CipherFace: A Fully Homomorphic Encryption-Driven Framework for Secure Cloud-Based Facial Recognition
This addresses privacy concerns for users and organizations deploying facial recognition in the cloud, though it is an incremental improvement by applying existing encryption methods to a specific domain.
The paper tackles the problem of securing facial recognition embeddings in cloud-based systems by introducing CipherFace, a framework using fully homomorphic encryption to enable private distance computations, achieving scalability and effectiveness in experiments with various models and configurations.
Facial recognition systems rely on embeddings to represent facial images and determine identity by verifying if the distance between embeddings is below a pre-tuned threshold. While embeddings are not reversible to original images, they still contain sensitive information, making their security critical. Traditional encryption methods like AES are limited in securely utilizing cloud computational power for distance calculations. Homomorphic Encryption, allowing calculations on encrypted data, offers a robust alternative.

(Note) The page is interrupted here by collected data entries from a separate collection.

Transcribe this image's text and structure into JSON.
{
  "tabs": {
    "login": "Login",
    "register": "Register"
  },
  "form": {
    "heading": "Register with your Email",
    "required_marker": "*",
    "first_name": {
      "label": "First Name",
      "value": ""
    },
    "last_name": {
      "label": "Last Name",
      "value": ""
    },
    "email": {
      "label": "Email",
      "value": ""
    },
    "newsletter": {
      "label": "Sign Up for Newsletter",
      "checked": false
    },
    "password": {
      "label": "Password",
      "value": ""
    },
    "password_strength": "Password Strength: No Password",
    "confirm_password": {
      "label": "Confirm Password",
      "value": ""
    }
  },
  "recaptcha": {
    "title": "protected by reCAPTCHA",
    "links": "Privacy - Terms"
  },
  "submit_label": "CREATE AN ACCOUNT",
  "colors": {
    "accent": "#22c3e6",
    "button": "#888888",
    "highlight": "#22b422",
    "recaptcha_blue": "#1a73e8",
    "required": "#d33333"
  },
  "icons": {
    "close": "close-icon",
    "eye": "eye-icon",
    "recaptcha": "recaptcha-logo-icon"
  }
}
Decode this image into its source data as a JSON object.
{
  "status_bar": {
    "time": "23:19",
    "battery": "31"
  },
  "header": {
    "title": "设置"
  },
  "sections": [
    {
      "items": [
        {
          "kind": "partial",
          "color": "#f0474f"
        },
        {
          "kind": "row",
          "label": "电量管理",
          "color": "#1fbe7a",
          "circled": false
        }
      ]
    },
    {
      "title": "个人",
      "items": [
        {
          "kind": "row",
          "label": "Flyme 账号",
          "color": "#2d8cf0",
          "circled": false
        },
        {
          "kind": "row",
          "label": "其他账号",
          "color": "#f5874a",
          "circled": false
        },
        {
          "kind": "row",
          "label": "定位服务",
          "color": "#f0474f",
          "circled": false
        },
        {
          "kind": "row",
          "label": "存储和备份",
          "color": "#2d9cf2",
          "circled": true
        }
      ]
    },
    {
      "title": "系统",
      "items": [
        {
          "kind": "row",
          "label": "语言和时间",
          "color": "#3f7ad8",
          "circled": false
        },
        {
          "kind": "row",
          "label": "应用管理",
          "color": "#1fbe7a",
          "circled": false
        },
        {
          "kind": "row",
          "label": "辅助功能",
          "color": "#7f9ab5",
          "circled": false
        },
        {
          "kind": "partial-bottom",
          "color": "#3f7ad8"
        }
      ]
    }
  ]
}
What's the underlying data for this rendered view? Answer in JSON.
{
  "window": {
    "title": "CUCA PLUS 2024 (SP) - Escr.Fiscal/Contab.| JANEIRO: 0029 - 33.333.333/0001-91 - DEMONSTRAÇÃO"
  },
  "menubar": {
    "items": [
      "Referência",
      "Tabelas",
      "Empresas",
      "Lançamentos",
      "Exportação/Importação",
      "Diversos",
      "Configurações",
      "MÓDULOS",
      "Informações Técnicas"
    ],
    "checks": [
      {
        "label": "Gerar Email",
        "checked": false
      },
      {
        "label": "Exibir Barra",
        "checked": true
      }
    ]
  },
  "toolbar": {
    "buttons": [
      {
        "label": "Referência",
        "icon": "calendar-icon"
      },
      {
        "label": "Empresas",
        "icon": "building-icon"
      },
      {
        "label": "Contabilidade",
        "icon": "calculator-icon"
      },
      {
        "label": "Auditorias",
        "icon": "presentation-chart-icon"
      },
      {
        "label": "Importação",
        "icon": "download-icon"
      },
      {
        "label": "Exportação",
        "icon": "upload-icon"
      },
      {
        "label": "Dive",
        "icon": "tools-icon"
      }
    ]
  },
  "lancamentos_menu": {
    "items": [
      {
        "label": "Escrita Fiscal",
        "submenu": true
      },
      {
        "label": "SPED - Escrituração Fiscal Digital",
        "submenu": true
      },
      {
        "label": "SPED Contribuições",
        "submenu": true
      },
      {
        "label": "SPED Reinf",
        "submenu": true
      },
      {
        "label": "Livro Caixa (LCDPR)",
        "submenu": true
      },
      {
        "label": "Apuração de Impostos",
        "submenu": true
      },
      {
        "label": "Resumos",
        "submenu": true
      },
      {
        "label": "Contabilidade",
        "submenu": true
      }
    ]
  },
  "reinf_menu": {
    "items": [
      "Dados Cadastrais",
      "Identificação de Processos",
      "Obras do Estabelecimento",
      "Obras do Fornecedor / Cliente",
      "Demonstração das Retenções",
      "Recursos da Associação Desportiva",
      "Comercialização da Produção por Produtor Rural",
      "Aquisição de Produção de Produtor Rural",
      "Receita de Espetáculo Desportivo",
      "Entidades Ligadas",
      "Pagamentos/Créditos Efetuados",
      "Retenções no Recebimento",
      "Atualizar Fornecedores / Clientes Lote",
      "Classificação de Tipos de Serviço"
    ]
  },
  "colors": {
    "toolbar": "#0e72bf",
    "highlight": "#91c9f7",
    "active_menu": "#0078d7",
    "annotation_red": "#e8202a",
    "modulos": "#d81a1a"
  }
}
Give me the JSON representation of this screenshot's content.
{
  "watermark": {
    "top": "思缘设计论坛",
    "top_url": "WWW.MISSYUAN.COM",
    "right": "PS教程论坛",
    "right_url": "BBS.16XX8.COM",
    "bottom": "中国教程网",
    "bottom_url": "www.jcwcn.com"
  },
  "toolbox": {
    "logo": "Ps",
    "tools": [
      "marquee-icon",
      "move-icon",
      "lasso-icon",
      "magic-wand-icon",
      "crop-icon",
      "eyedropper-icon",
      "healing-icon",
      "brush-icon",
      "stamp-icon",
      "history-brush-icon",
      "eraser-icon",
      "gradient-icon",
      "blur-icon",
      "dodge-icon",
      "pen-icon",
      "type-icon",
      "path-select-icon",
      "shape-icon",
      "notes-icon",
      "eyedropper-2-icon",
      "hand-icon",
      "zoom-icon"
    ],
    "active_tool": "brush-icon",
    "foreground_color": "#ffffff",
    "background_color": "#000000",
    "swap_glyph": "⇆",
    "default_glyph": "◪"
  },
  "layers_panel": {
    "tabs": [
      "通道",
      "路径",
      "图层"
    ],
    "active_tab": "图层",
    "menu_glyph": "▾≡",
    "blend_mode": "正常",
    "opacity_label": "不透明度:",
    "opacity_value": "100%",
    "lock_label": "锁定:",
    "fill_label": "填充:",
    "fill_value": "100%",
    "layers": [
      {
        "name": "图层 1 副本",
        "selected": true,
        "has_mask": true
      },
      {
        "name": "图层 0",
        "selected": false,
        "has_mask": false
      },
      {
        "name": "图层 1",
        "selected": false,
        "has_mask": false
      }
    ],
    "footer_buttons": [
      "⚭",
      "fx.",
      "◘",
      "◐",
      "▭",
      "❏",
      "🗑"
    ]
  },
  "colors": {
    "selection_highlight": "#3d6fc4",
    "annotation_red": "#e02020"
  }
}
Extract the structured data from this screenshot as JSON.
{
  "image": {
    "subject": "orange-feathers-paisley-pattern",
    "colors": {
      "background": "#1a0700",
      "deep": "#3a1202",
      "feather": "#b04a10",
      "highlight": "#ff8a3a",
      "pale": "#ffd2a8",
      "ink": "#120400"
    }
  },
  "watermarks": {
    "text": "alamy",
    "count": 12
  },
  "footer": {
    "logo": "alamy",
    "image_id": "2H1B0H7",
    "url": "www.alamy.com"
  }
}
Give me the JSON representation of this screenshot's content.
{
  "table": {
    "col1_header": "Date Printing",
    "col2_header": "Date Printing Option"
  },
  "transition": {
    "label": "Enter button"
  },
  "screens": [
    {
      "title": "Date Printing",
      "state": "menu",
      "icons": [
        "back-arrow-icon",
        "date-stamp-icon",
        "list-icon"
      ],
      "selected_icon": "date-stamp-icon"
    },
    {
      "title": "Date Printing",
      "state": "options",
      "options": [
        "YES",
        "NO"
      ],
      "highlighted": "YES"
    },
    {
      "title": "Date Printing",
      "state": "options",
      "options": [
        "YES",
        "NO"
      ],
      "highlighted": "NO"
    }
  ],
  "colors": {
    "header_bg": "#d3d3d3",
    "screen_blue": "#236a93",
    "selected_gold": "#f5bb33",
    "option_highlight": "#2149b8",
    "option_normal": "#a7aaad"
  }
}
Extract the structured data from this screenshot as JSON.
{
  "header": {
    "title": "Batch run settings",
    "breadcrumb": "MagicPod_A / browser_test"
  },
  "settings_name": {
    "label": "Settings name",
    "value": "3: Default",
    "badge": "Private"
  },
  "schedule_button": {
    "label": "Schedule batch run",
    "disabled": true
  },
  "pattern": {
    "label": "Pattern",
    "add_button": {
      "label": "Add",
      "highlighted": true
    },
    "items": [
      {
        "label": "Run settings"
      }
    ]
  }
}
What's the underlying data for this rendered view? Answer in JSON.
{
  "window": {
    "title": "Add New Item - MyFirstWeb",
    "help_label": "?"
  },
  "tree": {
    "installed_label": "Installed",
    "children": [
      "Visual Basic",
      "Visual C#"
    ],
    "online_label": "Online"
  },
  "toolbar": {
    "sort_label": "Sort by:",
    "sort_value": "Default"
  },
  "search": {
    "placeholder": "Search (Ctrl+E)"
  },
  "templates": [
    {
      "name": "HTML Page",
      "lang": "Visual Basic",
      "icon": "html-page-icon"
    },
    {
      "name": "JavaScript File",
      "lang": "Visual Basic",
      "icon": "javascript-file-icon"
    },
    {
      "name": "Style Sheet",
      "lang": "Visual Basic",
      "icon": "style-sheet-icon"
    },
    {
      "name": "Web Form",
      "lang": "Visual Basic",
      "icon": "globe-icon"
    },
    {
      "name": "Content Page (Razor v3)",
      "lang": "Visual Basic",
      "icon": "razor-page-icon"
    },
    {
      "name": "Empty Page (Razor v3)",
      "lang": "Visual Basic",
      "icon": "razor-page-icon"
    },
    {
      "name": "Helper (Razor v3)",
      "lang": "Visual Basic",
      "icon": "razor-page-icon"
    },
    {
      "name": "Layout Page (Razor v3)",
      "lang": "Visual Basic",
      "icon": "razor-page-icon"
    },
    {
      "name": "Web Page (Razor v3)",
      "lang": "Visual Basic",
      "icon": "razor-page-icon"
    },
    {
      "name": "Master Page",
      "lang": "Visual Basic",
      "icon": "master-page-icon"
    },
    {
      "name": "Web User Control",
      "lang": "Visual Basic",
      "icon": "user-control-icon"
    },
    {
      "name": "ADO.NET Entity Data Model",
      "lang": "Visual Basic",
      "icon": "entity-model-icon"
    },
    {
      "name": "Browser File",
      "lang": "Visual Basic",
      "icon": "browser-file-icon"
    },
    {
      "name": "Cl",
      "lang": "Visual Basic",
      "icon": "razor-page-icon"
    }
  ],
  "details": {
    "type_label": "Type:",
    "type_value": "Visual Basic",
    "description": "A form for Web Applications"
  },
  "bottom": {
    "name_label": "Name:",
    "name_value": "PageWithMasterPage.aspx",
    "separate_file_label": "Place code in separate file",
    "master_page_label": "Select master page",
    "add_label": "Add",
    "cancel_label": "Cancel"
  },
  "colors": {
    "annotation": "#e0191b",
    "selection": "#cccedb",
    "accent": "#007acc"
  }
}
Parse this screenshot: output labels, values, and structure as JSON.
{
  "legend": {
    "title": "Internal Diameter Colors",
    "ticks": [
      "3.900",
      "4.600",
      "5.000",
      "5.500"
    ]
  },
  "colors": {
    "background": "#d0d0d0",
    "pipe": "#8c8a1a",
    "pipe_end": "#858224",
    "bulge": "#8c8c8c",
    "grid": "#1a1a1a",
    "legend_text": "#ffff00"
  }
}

This paper introduces CipherFace, a homomorphic encryption-driven framework for secure cloud-based facial recognition, which we have open-sourced at http://github.com/serengil/cipherface. By leveraging FHE, CipherFace ensures the privacy of embeddings while utilizing the cloud for efficient distance computation. Furthermore, we propose a novel encrypted distance computation method for both Euclidean and Cosine distances, addressing key challenges in performing secure similarity calculations on encrypted data. We also conducted experiments with different facial recognition models, various embedding sizes, and cryptosystem configurations, demonstrating the scalability and effectiveness of CipherFace in real-world applications.